I've tried to focus on coffee roasters in the bay area. There are plenty of folks doing coffee here, but it can be annoying to find the smaller specialty vendors, it's not necessarily something you can easily google for.
- Mother Tongue: They have rotating decaf offerings, so far both the ones I tried were really tasty, as were a couple of caffeinated coffees. Their roast levels are somewhat on the medium side of medium-light and they've all been really easy to work with while still tasting interesting.
- That Chromatic is interesting because it's a light-medium roast specialty robusta. You are supposed to brew it slightly differently (robusta apparently benefits from a cold starting temp), and it has a quite different vibe from normal specialty coffee. It seems like Chromatic usually keeps 1-2 kinds of robusta in their lineup which is neat.
- Queer Wave wins the branding contest easily. This one is on the darker side of medium.
- Flower Child is more hardcore third wave specialty, very light roast, lots of fruity/acid flavors. I have struggled somewhat with this kind of coffee both from a flavor preference standpoint and because they're just technically harder to brew. This one is quite interesting and very hard for me to describe. I enjoyed it though and have another order coming from them.
- This particular coffee from Cute Coffee is a heavily anaerobic processed one. It's not the first anaerobic I've tried, but it's much funkier than the others I tried previously. Very fermented, to the point of having an almost rotten smell to the dry beans. Also behaves a little weirdly in grinding and brewing (and, based on the look of the beans, in roasting as well). (It tastes much better as a beverage than it smells, it is indeed quite fruity.)

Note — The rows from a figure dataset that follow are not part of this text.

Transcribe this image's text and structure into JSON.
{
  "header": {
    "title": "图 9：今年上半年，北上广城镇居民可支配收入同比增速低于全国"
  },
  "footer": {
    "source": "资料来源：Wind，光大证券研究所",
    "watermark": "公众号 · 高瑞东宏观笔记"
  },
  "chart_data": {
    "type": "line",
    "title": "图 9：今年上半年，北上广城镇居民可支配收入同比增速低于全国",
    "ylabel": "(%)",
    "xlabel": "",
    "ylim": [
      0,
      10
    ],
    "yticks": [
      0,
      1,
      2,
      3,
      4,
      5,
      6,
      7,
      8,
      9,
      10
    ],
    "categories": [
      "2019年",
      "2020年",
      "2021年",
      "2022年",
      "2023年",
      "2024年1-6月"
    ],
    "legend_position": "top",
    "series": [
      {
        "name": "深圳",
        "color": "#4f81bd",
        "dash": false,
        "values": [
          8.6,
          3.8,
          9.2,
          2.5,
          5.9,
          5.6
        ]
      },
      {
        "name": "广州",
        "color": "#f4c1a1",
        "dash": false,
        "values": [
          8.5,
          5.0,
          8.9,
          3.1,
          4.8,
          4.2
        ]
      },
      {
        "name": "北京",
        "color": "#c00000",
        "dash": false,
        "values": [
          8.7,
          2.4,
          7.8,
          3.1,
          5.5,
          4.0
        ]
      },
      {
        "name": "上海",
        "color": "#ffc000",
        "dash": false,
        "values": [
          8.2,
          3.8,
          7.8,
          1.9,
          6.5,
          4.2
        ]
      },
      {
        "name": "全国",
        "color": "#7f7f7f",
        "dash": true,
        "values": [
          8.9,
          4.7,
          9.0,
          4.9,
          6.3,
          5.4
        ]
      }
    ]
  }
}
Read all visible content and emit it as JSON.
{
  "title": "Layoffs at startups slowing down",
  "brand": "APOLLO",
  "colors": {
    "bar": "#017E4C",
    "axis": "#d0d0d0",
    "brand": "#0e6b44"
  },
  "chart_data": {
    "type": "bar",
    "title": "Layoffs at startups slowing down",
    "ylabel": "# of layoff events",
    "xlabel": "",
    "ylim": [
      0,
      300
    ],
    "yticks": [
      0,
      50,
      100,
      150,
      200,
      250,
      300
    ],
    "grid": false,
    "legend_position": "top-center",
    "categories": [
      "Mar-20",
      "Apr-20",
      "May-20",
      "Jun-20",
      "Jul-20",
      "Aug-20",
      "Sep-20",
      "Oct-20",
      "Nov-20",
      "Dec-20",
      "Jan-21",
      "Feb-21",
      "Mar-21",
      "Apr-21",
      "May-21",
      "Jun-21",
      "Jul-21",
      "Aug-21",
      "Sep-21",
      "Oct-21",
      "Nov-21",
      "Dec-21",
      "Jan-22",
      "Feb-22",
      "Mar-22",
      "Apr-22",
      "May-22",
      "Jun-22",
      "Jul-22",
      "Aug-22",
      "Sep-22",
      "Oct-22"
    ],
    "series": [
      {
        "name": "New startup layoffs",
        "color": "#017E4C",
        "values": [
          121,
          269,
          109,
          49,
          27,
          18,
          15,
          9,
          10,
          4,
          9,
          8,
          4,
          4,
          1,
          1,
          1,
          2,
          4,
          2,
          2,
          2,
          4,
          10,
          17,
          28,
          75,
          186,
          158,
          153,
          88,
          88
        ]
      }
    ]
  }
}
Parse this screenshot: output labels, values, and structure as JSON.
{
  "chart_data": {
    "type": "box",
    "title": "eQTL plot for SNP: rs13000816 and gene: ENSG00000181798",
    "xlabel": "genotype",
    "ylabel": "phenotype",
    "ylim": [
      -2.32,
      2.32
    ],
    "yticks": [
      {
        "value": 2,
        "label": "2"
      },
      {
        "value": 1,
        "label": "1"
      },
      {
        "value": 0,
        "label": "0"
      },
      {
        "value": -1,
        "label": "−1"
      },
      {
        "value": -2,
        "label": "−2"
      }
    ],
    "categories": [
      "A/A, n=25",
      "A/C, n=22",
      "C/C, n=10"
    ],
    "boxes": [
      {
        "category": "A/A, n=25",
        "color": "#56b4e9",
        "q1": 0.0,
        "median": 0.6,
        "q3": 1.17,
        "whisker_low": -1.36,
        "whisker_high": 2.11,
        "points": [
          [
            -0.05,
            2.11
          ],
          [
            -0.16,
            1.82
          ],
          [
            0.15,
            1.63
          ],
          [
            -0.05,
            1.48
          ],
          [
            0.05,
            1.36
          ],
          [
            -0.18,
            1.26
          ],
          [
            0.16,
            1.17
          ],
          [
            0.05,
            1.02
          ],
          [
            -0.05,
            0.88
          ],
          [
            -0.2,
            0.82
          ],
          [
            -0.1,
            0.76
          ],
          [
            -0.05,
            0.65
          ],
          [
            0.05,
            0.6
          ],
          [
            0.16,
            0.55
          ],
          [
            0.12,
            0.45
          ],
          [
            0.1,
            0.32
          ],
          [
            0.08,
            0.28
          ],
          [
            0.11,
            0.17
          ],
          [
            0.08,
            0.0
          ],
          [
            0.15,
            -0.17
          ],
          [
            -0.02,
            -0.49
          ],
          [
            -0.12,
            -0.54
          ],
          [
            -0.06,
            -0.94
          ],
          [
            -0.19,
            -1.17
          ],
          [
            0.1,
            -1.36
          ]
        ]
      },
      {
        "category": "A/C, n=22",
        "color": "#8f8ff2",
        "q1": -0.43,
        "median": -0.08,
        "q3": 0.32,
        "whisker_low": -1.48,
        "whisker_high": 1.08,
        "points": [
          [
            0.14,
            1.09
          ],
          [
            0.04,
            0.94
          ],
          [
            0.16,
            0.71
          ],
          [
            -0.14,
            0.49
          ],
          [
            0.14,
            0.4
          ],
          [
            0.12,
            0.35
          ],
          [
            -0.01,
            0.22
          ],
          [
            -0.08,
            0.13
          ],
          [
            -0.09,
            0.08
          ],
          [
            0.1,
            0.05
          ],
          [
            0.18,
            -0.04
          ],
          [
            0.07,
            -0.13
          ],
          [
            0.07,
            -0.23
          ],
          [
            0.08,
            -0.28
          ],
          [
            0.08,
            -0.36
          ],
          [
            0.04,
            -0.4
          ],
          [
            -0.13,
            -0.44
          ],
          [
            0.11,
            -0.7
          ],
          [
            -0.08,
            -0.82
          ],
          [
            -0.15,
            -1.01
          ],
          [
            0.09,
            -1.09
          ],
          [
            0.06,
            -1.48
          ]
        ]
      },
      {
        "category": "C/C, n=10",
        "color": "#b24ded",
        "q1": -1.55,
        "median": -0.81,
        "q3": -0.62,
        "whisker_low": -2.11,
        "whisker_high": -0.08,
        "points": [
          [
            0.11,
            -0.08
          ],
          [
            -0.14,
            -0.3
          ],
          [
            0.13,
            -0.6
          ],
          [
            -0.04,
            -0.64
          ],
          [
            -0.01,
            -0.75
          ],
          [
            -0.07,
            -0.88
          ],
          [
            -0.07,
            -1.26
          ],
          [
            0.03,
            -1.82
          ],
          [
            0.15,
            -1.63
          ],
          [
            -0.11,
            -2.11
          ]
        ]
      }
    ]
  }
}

- Speaking of funky processing, Hydrangea is a new vendor that focuses specifically on those. I just tried a cup of the El Paraiso Lychee and it was delicious. Very floral and fruity and candylike but not high in perceived acidity, and apparently very easy to brew since I just guessed on the parameters for this one, not to mention it's only a couple of days off roast.
These are all from Oakland/Berkeley except Chromatic which is in San Jose. Some of these are done at a local shared roasting facility called "CoRo," (lol) which seems like a neat place. They also have a cafe there which features the coffees produced by the various folks who use the facility, which is cool and I would go check that out if I felt comfortable going places to eat and drink yet.
The anaerobic/experimental process coffee Discourse is interesting, btw. Basically it seems to break down to a lot of third wave folks really disliking these coffees because they are perceived as introducing flavors that obscure the terroir/origin characteristics and "purity" of the coffee. (The emphasis on purity is real and kind of creepy tbh) Whereas other folks are head over heels for it because it's novel, and because it allows the creation of flavors that might otherwise be impossible, and in the future potentially may enable coffees to be produced that mimic the origin characteristics of coffees that can no longer produced or become more expensive to produce due to climate change. (This is also kind of creepy)
I don't have strong feelings about how coffee is supposed to taste, I'm just always refreshingly surprised when it doesn't taste bad. But I do think that if, as at least sometimes seems to be the case, experimental processes can make coffees taste more fruity and interesting with less harsh acidity, that seems good to me.